House Republicans were aware that the funding provided in the “MacArthur Amendments” wasn’t enough, and added $8 billion via the “Upton Amendment.” However, that $8 billion isn’t nearly enough to fund the new high-risk pools. This alone is one of many problems compounding with the ones noted above.
Phrasing the TrumpCare and Pre-Existing Conditions Situation
If one wants to speak truthfully without diving into the whole explainer above, they can simply say, “TrumpCare/ The American Healthcare Act weakens pre-existing conditions protections.”
Or more generally, “TrumpCare/ The American Healthcare Act weakens protections for women, seniors, low-income Americans, and those with pre-existing conditions.”

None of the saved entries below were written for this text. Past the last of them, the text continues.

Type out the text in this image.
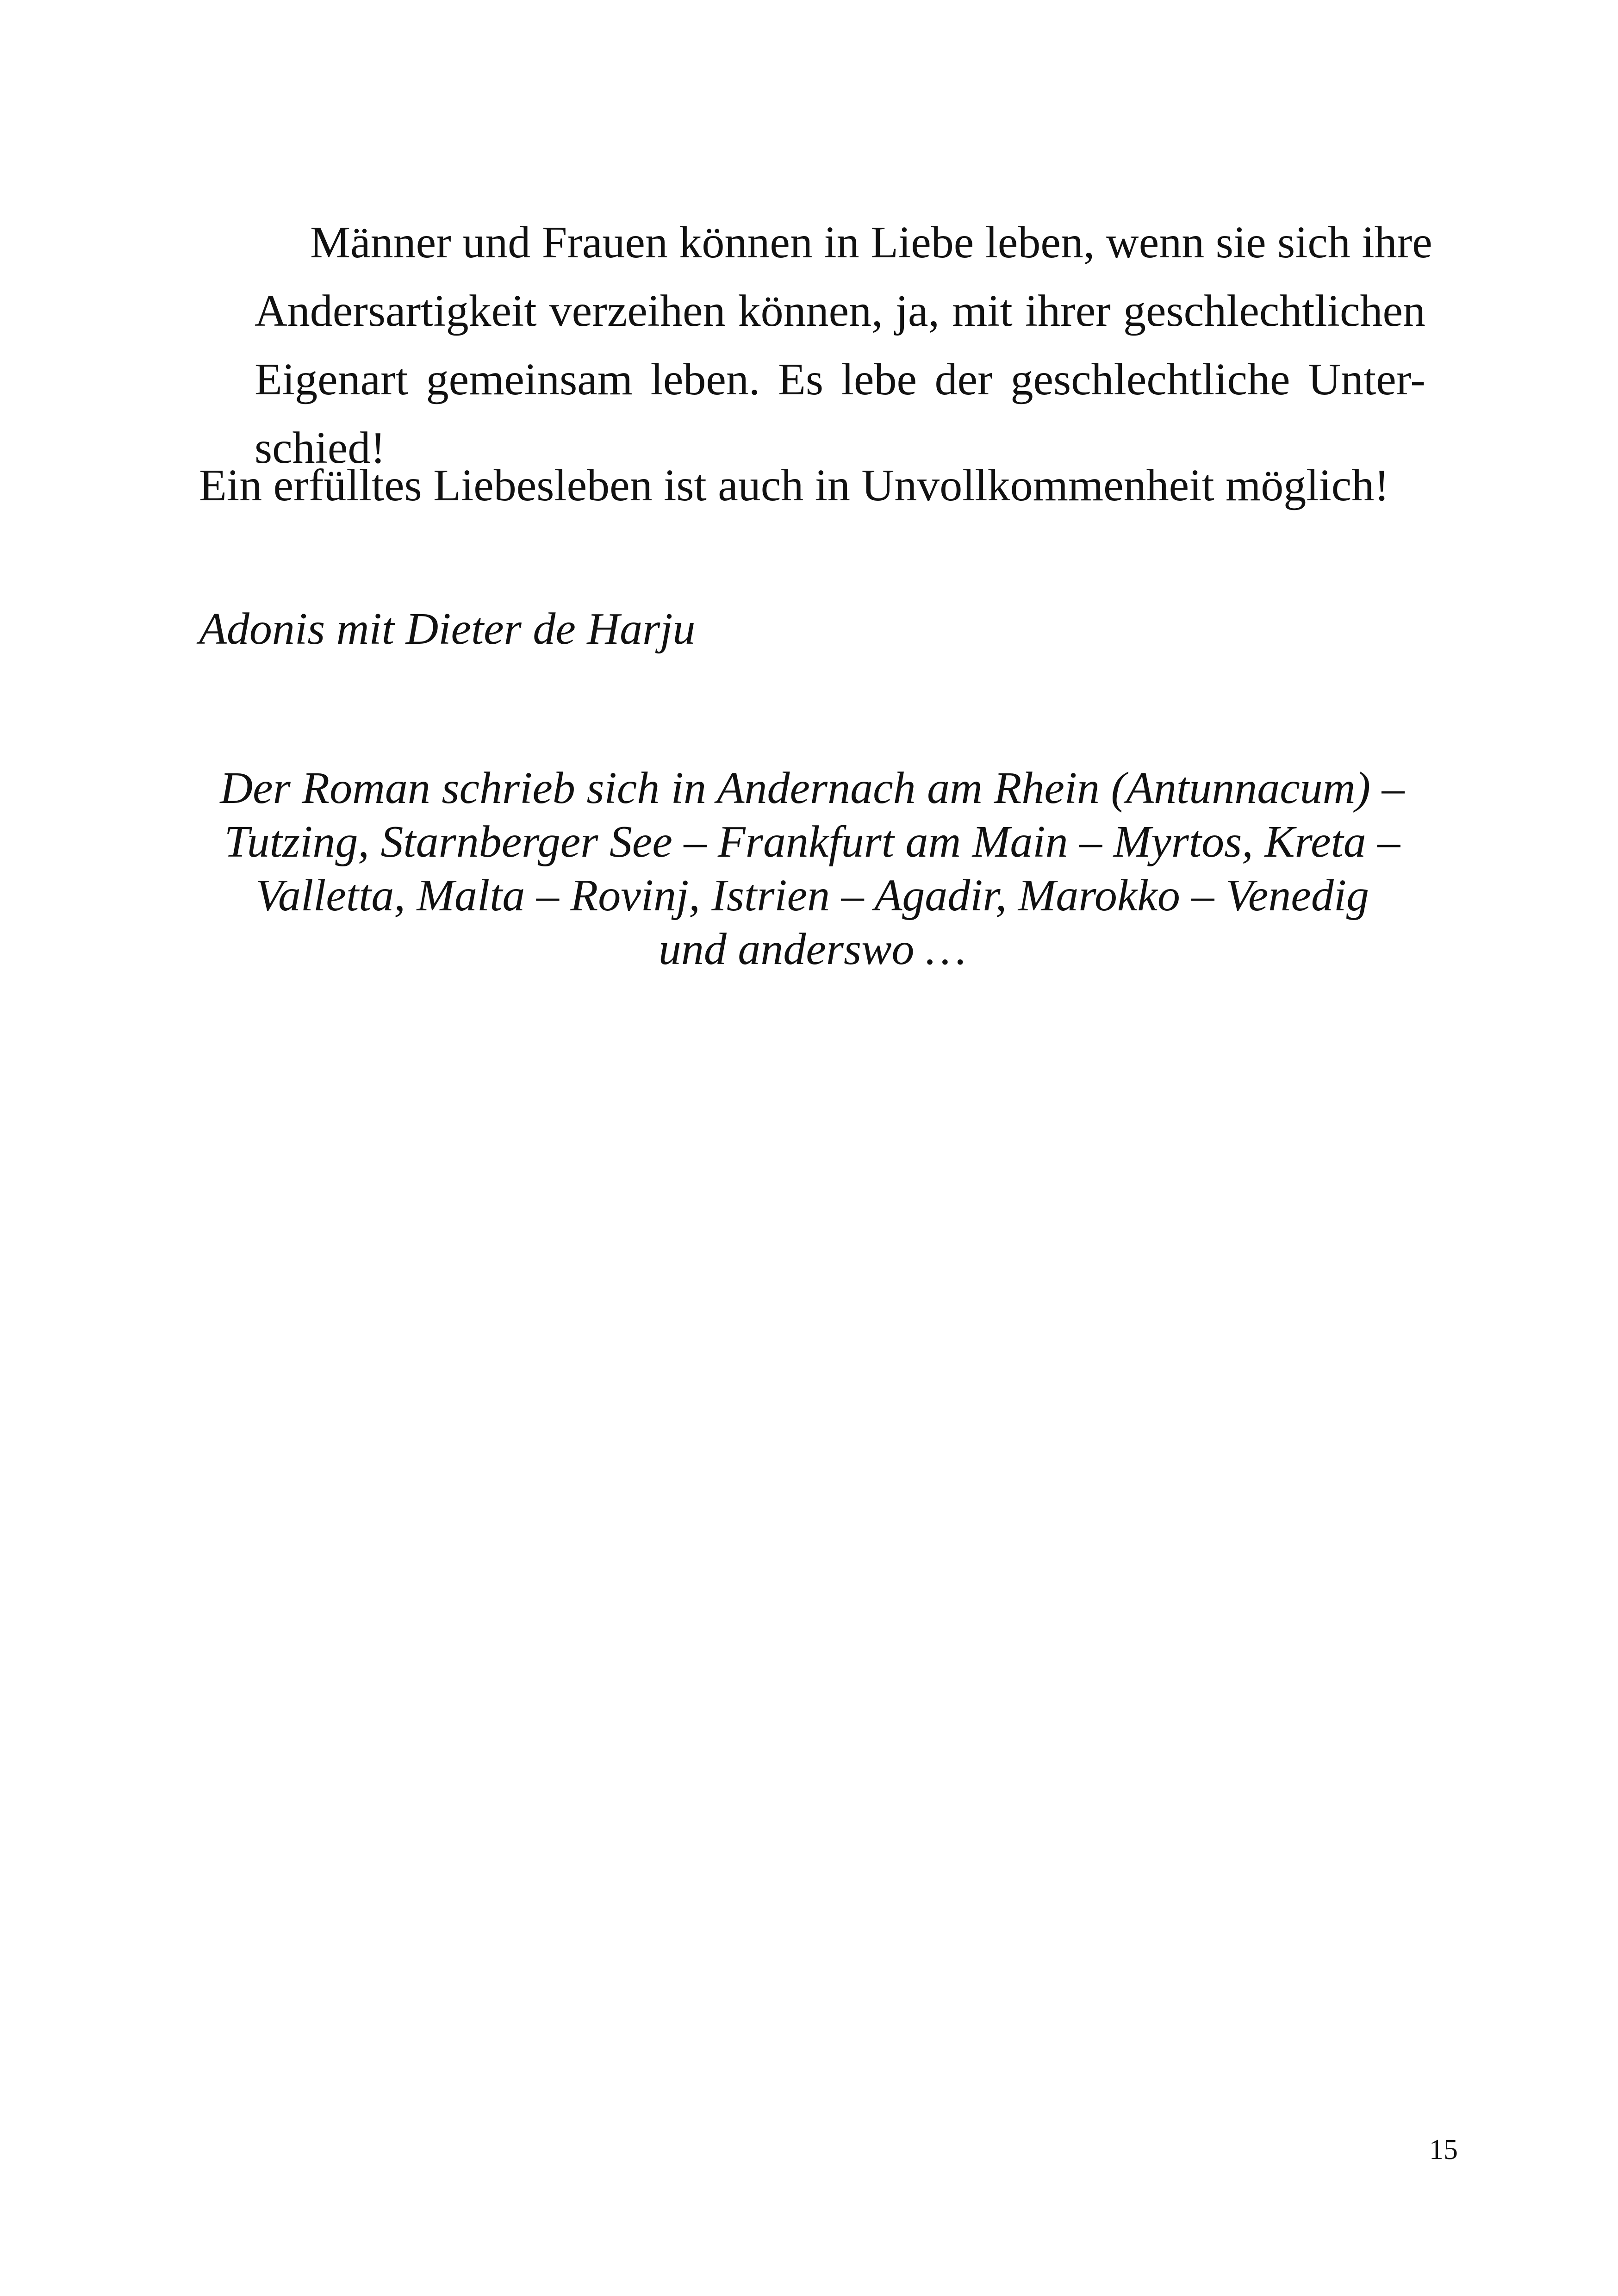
Männer und Frauen können in Liebe leben, wenn sie sich ihre
Andersartigkeit verzeihen können, ja, mit ihrer geschlechtlichen
Eigenart gemeinsam leben. Es lebe der geschlechtliche Unter-
schied!
Ein erfülltes Liebesleben ist auch in Unvollkommenheit möglich!
Adonis mit Dieter de Harju
Der Roman schrieb sich in Andernach am Rhein (Antunnacum) –
Tutzing, Starnberger See – Frankfurt am Main – Myrtos, Kreta –
Valletta, Malta – Rovinj, Istrien – Agadir, Marokko – Venedig
und anderswo …
15
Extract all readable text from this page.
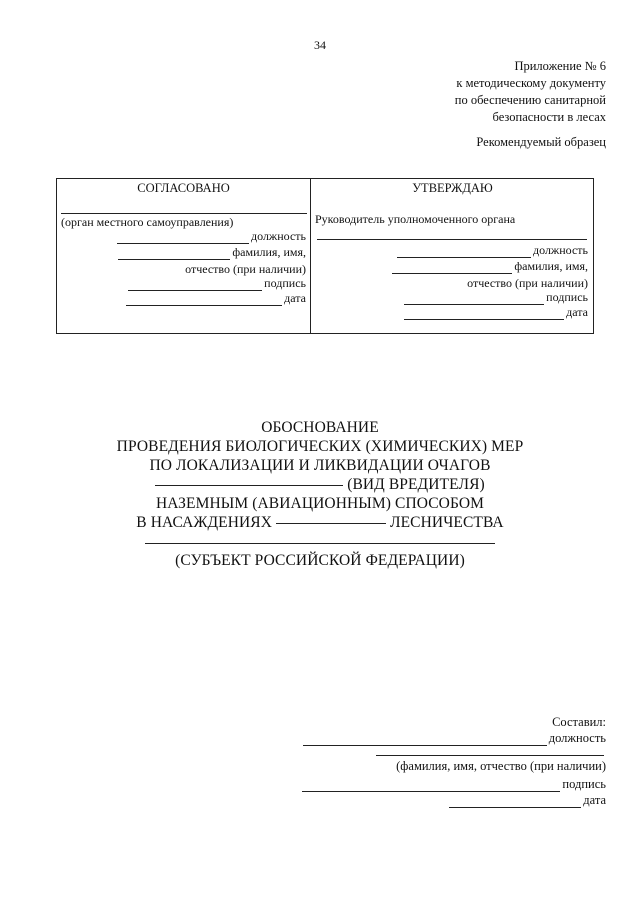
34
Приложение № 6
к методическому документу
по обеспечению санитарной
безопасности в лесах
Рекомендуемый образец
СОГЛАСОВАНО
(орган местного самоуправления)
должность
фамилия, имя,
отчество (при наличии)
подпись
дата
УТВЕРЖДАЮ
Руководитель уполномоченного органа
должность
фамилия, имя,
отчество (при наличии)
подпись
дата
ОБОСНОВАНИЕ
ПРОВЕДЕНИЯ БИОЛОГИЧЕСКИХ (ХИМИЧЕСКИХ) МЕР
ПО ЛОКАЛИЗАЦИИ И ЛИКВИДАЦИИ ОЧАГОВ
(ВИД ВРЕДИТЕЛЯ)
НАЗЕМНЫМ (АВИАЦИОННЫМ) СПОСОБОМ
В НАСАЖДЕНИЯХ	ЛЕСНИЧЕСТВА
(СУБЪЕКТ РОССИЙСКОЙ ФЕДЕРАЦИИ)
Составил:
должность
(фамилия, имя, отчество (при наличии)
подпись
дата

If one wants to add more detail they can say, “The state waivers, paired with reduced cost assistance, a fee for re-entering the market, less employers offering health plans, and the freezing of Medicaid expansion could lead to many being effectively excluded from insurance due to having a pre-existing condition (the effect is indirect, not direct).”
FACT: As many as 1 in 2 Americans have a condition that could count as a pre-existing condition and, although not every possible pre-existing condition would be excluded, a portion of those 50% with pre-existing conditions could see new hurdles under TrumpCare.
FACT: The plan (before the Amendments) had a price tag that came in under the ACA according to the Congressional Budget Office, saving $337 billion over the decade (according to their first report). However, it did this by leaving 52 million without coverage by 2026 (it increases the uninsured by 24 million by 2026 for a total of 52 million). The cost and uninsured rate are subject to change based on changes to the bill.